The vertices of $\triangle ABO$ are:

• $A(0, 0)$
• $B(6, 0)$
• $O(3, 4)$

The area of a triangle given its vertices $(x_1, y_1)$, $(x_2, y_2)$, and $(x_3, y_3)$ is: $\text{Area} = \frac{1}{2} \left| x_1(y_2 - y_3) + x_2(y_3 - y_1) + x_3(y_1 - y_2) \right|$

Substitute the coordinates: $x_1 = 0, \, y_1 = 0, \, x_2 = 6, \, y_2 = 0, \, x_3 = 3, \, y_3 = 4$

$\text{Area} = \frac{1}{2} \left| 0(0 - 4) + 6(4 - 0) + 3(0 - 0) \right|$ $\text{Area} = \frac{1}{2} \left| 0 + 24 + 0 \right|$ $\text{Area} = \frac{1}{2} \times 24 = 12$

Thus, the area of $\triangle ABO$ is: $\boxed{12 \, \text{square units}}$

Final Answers:

1. The equation of $\overline{AB}$ is $\mathbf{y = 0}$.
2. The area of $\triangle ABO$ is $\mathbf{12 \, \text{square units}}$.

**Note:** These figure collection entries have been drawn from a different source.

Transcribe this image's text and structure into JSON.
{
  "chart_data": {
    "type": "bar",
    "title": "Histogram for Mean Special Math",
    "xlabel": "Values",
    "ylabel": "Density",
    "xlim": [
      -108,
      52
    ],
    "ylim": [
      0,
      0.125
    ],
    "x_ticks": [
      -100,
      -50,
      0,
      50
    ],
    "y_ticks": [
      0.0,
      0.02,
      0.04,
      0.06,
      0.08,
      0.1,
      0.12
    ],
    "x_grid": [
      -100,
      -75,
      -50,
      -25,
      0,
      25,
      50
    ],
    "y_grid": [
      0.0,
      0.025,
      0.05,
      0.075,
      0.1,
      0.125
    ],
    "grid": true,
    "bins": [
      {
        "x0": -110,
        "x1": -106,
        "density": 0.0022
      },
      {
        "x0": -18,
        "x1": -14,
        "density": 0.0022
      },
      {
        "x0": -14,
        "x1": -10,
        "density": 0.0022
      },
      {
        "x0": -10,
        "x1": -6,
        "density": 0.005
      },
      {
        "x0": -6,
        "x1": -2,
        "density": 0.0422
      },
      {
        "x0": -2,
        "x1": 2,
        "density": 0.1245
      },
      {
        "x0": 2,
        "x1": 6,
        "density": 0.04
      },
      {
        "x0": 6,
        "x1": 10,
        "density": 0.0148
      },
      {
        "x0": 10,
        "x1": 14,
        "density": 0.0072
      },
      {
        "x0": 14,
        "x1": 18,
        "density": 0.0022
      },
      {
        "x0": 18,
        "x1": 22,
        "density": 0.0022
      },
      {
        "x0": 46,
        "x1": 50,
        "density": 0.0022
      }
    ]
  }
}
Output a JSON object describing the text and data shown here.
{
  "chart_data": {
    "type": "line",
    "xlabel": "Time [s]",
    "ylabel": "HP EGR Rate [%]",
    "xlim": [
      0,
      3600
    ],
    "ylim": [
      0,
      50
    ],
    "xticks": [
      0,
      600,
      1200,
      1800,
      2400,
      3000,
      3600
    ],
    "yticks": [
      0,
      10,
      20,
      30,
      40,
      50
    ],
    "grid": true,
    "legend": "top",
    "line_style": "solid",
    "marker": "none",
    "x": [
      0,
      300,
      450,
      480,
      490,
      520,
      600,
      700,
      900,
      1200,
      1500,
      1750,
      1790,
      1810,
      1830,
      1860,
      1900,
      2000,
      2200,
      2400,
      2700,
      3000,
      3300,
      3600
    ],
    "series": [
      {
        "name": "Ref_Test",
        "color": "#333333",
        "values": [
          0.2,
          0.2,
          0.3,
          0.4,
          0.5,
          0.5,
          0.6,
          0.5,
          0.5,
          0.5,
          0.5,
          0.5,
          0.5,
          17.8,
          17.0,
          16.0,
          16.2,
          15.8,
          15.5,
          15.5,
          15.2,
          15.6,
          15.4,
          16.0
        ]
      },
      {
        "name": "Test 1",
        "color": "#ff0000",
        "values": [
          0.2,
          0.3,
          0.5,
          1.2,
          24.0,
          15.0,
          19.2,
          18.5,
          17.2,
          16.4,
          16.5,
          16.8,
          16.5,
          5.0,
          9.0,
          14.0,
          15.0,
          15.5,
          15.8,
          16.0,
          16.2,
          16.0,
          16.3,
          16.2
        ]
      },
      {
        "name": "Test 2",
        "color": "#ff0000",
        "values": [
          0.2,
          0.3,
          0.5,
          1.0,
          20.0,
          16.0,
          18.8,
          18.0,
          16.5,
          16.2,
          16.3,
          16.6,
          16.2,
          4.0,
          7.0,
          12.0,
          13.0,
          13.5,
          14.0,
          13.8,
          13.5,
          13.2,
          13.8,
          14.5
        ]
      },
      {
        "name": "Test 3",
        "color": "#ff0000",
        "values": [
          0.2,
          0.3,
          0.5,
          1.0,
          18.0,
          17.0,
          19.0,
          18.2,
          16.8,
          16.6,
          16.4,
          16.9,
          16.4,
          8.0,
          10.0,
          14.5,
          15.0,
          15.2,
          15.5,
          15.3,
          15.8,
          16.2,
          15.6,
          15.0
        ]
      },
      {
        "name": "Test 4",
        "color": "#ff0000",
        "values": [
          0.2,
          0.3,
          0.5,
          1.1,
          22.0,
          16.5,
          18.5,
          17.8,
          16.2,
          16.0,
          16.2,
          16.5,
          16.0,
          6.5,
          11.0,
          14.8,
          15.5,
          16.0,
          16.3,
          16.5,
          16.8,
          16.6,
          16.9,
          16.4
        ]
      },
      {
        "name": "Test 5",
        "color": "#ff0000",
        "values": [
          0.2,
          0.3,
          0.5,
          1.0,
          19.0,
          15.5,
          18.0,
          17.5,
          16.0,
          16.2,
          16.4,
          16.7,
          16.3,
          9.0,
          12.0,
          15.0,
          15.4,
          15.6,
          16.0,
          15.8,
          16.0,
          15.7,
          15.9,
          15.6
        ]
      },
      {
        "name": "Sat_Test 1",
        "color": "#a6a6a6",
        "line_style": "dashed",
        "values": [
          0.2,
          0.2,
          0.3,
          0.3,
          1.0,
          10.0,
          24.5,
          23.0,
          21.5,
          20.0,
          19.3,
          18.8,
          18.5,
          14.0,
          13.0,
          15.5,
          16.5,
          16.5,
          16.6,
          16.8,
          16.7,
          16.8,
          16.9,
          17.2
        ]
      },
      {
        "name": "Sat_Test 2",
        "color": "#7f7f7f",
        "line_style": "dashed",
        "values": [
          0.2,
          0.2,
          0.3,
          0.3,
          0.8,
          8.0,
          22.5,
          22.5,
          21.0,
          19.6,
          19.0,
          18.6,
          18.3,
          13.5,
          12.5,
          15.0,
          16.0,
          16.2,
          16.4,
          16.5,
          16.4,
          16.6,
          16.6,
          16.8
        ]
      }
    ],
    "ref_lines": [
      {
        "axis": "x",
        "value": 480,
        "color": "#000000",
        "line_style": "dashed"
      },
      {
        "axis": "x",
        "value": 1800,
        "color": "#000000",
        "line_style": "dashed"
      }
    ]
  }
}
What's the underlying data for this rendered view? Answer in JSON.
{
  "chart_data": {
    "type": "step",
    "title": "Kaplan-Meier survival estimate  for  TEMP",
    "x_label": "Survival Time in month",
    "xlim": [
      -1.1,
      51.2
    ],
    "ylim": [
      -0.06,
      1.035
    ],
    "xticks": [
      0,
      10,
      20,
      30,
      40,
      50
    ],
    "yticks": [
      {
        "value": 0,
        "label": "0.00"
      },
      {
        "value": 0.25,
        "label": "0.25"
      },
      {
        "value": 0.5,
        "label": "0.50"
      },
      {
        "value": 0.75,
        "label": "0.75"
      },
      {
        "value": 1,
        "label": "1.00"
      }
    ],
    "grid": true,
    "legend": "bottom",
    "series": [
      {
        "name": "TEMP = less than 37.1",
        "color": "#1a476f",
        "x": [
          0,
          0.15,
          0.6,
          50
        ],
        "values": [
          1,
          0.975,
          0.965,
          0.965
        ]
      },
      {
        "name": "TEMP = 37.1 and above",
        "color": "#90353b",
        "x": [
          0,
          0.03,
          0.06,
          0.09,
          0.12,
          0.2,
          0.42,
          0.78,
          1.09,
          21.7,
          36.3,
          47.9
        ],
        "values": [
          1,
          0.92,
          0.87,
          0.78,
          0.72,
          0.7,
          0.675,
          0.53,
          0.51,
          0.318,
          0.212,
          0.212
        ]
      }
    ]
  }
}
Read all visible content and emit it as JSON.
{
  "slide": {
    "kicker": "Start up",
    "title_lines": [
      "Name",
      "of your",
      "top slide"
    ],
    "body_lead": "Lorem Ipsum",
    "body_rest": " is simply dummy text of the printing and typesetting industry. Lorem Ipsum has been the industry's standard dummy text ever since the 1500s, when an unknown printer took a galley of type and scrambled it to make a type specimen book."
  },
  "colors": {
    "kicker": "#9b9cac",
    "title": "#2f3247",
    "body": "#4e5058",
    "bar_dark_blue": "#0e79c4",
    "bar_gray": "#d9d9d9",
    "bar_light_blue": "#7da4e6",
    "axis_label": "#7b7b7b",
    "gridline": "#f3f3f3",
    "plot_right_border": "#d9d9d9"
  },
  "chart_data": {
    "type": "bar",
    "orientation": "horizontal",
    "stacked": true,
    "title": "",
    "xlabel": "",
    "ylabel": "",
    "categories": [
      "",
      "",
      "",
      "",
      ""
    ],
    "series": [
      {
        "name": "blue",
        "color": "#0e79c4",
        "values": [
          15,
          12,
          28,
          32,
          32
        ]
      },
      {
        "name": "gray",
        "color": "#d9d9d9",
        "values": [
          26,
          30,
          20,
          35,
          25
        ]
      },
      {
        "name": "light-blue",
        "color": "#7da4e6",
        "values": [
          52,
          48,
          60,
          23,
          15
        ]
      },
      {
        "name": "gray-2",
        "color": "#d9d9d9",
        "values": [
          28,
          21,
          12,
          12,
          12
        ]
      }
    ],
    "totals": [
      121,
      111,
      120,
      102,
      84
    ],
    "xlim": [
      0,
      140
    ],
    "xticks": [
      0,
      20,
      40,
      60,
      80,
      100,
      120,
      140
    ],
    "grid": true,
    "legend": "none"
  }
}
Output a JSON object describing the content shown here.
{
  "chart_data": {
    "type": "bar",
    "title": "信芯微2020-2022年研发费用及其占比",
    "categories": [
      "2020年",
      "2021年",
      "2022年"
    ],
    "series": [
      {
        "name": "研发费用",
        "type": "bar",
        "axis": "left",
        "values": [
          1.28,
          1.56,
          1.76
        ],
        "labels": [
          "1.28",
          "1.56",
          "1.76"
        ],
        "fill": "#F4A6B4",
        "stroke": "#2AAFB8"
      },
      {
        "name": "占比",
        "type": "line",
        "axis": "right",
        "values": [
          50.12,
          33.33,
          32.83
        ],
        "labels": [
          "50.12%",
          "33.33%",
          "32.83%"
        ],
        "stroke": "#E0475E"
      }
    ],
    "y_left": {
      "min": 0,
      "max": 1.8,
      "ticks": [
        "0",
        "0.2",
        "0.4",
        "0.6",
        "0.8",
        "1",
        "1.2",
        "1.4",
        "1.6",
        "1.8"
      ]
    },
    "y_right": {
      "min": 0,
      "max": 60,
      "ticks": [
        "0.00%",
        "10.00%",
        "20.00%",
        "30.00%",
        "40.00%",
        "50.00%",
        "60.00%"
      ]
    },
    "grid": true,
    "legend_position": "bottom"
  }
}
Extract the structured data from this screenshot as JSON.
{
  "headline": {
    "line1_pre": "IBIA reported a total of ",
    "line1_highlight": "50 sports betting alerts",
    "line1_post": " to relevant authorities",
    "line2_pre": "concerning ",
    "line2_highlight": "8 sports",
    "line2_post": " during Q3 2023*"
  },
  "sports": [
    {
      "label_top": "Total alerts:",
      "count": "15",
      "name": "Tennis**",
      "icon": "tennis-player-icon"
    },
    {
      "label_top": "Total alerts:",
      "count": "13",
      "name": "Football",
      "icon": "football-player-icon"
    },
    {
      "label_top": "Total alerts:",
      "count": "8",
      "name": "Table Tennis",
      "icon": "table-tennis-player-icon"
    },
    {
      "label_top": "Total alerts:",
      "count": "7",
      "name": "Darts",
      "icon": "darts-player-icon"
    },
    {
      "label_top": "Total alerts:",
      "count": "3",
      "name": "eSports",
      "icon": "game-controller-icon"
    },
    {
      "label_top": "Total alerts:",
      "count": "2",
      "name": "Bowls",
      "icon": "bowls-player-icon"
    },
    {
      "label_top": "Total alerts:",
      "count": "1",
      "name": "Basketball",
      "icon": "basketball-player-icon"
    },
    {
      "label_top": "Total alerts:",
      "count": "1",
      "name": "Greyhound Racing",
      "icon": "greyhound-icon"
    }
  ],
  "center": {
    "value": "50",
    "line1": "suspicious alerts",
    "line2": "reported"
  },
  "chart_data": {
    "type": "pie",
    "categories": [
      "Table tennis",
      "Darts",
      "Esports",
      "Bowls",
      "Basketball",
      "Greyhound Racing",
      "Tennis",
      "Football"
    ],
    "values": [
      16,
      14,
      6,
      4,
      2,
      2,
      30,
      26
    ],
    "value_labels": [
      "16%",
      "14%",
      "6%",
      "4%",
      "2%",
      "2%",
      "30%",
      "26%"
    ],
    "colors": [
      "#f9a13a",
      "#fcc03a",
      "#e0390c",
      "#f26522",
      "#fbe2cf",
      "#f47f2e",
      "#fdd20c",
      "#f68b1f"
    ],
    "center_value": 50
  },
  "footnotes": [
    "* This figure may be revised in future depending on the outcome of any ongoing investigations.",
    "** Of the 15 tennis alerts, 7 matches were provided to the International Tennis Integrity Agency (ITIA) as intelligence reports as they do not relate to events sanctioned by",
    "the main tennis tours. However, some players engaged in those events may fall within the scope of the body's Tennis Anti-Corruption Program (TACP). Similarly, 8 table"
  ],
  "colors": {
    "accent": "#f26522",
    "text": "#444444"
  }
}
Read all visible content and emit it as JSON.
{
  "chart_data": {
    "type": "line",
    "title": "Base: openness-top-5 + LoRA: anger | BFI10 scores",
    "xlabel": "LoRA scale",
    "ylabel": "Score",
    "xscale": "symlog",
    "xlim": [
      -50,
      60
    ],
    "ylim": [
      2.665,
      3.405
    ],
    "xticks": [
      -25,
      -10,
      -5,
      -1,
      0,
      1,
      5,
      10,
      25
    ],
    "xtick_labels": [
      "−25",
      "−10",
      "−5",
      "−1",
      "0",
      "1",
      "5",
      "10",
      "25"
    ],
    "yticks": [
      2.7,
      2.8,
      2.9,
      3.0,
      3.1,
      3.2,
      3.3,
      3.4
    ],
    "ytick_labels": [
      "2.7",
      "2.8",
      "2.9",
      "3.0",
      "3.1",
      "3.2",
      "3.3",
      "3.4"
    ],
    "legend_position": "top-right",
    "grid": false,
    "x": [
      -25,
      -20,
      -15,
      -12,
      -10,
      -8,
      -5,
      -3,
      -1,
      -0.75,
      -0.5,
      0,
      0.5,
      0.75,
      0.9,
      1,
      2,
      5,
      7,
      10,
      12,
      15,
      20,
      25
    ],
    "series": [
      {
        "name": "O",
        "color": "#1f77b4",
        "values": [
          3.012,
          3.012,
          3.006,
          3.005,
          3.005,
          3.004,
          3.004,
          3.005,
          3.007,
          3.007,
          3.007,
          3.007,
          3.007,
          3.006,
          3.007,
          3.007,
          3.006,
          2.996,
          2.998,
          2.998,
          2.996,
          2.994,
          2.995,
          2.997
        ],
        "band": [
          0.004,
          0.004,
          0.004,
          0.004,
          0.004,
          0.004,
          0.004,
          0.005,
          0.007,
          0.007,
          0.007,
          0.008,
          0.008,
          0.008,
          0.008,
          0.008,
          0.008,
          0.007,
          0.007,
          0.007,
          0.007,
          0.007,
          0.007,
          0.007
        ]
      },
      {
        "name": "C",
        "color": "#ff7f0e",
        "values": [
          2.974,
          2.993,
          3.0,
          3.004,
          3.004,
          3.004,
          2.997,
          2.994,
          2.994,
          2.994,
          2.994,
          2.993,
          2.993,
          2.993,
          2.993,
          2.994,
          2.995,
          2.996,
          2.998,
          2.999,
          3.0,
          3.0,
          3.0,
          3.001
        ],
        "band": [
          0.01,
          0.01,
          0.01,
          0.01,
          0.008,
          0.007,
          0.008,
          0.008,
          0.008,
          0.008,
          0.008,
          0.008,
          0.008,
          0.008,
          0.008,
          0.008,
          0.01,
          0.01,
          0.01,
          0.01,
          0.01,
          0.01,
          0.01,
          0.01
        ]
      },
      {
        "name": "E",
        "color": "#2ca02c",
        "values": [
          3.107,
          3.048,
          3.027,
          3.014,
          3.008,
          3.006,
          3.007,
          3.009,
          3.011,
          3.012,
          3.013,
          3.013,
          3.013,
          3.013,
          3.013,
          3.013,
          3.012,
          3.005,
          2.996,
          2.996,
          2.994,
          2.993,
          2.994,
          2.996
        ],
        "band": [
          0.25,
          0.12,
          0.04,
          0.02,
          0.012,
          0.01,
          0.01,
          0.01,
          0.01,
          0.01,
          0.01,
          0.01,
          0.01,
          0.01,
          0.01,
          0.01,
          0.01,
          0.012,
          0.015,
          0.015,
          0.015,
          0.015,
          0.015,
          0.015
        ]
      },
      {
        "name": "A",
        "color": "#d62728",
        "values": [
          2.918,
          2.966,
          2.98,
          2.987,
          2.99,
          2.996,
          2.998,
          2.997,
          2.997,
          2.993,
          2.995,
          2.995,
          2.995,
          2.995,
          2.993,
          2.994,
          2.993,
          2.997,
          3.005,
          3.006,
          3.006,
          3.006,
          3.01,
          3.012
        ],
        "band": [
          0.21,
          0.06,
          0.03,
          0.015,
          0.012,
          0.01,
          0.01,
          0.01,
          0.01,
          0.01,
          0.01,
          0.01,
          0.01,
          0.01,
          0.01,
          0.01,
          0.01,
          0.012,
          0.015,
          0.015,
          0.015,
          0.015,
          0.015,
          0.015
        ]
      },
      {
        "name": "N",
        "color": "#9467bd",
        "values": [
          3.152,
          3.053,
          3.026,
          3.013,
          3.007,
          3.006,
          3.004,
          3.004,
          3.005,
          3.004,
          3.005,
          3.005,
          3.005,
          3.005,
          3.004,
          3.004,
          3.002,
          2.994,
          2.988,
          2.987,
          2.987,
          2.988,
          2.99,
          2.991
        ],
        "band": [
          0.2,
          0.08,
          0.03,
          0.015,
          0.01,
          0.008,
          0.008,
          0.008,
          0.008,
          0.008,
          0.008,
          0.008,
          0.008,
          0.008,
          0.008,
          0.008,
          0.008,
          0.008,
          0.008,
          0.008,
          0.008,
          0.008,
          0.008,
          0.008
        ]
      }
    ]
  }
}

Would you like a deeper explanation of any step or further examples?

Follow-Up Questions:

1. What is the general formula for the slope of a line?
2. How do you calculate the area of a triangle using determinants?
3. Can we find the length of side $\overline{AB}$? If yes, how?
4. What happens if point $O$ moves? How does the area of the triangle change?
5. Can you derive the equation of $\overline{AB}$ if the slope is non-zero?

Tip:

Always double-check your slope and intercept calculations, as they directly influence the equation of the line.